INPUT=$(sed -n ${SLURM_ARRAY_TASK_ID}p in.list)

# Load the required software: e.g.
# module purge
# module load gcc

Multi-threaded tasks

Here we want to use a tool that makes use of more than one CPU at a time.

The important things to know are:

How long do I expect the job to run for?
How much memory do I think I need?
How many cores can the task use efficiently?
How do I tell the code how many cores/threads it should use?
Do I want e-mail notifications?
What modules (or other software) do I need to load?

Note that on the DCSR clusters the variable OMP_NUM_THREADS is set to the same value as cpus-per-task but here we set it explicitly as an example

#!/bin/bash

#SBATCH --cpus-per-task 8
#SBATCH --mem 64G
#SBATCH --partition cpu
#SBATCH --time 12:00:00

#SBATCH --account ulambda_gruyere
#SBATCH --mail-type END,FAIL 
#SBATCH --mail-user ursula.lambda@unil.ch

# Set the number of threads for OpenMP codes

export OMP_NUM_THREADS=$SLURM_CPUS_PER_TASK

# Load the required software: e.g.
# module purge
# module load gcc

MPI tasks

Here we want to use code that uses MPI to allow for distributed memory parallel calculations.

The important things to know are:

How mank ranks (MPI tasks) do I want to run?
How does my code performance scale as I increase the number of ranks?
How much memory do I think I need per rank?
How long do I expect the job to run for?
Do I want e-mail notifications?
What modules (or other software) do I need to load?

Here we give the example of a code that we know runs efficiently with ~100 ranks so we choose 96 as this completely fills two compute nodes.

With MPI tasks always choose a number of tasks that entirely fills nodes: 48 / 96 / 144 / 192 etc - this is where the --ntasks-per-node directive is useful.

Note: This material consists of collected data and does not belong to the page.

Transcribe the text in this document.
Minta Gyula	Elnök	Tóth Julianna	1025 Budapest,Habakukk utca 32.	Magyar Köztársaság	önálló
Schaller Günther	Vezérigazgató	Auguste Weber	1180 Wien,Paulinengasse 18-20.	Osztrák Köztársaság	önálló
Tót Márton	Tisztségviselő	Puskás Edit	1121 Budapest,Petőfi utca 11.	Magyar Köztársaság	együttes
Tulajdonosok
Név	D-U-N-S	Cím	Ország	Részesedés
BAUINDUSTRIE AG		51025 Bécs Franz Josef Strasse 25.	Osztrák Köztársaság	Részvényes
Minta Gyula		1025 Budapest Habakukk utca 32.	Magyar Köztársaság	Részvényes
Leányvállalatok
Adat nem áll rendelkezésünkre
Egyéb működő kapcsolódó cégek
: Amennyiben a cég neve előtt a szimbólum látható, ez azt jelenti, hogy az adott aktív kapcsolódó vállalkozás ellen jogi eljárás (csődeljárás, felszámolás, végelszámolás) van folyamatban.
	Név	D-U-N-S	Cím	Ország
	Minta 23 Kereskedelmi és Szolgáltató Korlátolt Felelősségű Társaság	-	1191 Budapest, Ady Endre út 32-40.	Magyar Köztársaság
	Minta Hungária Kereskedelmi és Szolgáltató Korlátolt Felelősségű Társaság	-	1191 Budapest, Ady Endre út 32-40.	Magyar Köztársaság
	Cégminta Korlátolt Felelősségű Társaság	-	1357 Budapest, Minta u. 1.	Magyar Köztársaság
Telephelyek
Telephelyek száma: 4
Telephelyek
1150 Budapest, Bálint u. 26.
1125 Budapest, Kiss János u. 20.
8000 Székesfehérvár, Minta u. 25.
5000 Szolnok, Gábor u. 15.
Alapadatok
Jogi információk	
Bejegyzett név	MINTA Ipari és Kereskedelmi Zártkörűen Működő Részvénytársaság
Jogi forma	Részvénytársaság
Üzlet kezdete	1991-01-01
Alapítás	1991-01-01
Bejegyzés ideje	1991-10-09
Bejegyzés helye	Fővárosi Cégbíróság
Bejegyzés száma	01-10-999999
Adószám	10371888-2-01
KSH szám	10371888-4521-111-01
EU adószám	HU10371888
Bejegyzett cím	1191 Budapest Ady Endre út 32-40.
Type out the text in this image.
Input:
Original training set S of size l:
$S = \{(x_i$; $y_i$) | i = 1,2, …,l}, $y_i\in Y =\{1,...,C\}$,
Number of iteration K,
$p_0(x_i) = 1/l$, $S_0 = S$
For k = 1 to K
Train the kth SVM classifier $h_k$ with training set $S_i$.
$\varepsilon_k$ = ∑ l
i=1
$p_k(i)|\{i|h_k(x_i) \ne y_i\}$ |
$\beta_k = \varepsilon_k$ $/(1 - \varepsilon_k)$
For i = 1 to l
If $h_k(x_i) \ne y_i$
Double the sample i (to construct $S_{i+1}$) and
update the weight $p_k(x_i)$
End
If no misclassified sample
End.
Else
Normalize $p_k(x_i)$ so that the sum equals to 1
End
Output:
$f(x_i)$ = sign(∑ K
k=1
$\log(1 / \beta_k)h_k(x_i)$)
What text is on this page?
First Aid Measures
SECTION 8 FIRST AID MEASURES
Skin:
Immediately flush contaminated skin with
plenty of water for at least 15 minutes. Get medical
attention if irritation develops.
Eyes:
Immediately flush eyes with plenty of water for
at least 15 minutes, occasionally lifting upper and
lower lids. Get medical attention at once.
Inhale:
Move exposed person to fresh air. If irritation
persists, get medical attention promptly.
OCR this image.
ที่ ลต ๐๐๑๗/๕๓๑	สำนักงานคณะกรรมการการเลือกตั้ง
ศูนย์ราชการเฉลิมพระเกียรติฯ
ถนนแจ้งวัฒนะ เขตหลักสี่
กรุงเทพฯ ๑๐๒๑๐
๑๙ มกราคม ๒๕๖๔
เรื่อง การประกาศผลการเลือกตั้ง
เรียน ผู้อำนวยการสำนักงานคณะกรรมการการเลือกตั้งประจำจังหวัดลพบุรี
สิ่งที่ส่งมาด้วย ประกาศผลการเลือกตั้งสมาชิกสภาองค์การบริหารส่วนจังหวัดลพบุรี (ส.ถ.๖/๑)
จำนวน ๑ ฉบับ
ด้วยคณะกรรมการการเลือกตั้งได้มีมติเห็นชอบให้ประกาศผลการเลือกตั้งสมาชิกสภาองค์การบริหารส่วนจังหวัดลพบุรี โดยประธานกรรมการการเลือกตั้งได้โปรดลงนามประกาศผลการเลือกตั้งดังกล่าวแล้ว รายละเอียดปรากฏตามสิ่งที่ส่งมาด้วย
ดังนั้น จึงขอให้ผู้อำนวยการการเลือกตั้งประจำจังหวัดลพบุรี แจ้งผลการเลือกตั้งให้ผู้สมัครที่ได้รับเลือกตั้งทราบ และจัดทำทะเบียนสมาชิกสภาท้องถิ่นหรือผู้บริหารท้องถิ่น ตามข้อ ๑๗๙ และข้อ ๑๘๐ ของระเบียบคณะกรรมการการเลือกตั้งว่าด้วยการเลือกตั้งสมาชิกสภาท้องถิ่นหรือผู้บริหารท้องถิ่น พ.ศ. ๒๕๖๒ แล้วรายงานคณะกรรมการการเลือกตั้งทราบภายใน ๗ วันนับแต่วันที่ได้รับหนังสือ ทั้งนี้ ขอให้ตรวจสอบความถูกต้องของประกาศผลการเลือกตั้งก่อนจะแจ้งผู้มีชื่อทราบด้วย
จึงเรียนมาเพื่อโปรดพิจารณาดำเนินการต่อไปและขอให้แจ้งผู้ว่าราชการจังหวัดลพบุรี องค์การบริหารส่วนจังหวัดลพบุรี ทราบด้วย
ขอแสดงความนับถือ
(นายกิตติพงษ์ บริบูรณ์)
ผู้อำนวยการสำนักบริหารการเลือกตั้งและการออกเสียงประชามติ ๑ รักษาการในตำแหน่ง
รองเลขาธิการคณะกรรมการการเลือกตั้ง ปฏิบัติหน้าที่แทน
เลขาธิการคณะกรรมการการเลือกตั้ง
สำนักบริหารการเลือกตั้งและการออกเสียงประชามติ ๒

As we know that we are using the entire node it makes sense to ask for all the memory even if we don't need it.

#!/bin/bash

#SBATCH --nodes 2
#SBATCH --ntasks-per-node 48 
#SBATCH --cpus-per-task 1
#SBATCH --mem 500G
#SBATCH --partition cpu
#SBATCH --time 12:00:00

#SBATCH --account ulambda_gruyere
#SBATCH --mail-type END,FAIL 
#SBATCH --mail-user ursula.lambda@unil.ch

# Load the required software: e.g.
# module purge
# module load gcc mvapich2

# MPI codes must be launched with srun

srun mycode.x

Hybrid MPI/OpenMP tasks

Here we want to run a hybrid MPI/OpenMP code where each MPI rank uses OpenMP for shared memory parallelisation.

Based on the code and the CPU architecture we know that 12 threads per rank is efficient - always run tests to find the best ratio of threads per rank!

The important things to know are:

How mank ranks (MPI tasks) do I want to run?
How does my code performance scale as I increase the number of ranks and threads per rank?
How much memory do I think I need per rank (taking into account OpenMP?
How long do I expect the job to run for?
Do I want e-mail notifications?
What modules (or other software) do I need to load?

#!/bin/bash

#SBATCH --nodes 2
#SBATCH --ntasks-per-node 4 
#SBATCH --cpus-per-task 12
#SBATCH --mem 500G
#SBATCH --partition cpu
#SBATCH --time 12:00:00

#SBATCH --account ulambda_gruyere
#SBATCH --mail-type END,FAIL 
#SBATCH --mail-user ursula.lambda@unil.ch

# Load the required software: e.g.
# module purge
# module load gcc mvapich2

# Set the number of threads for the OpenMP tasks (12 in this case)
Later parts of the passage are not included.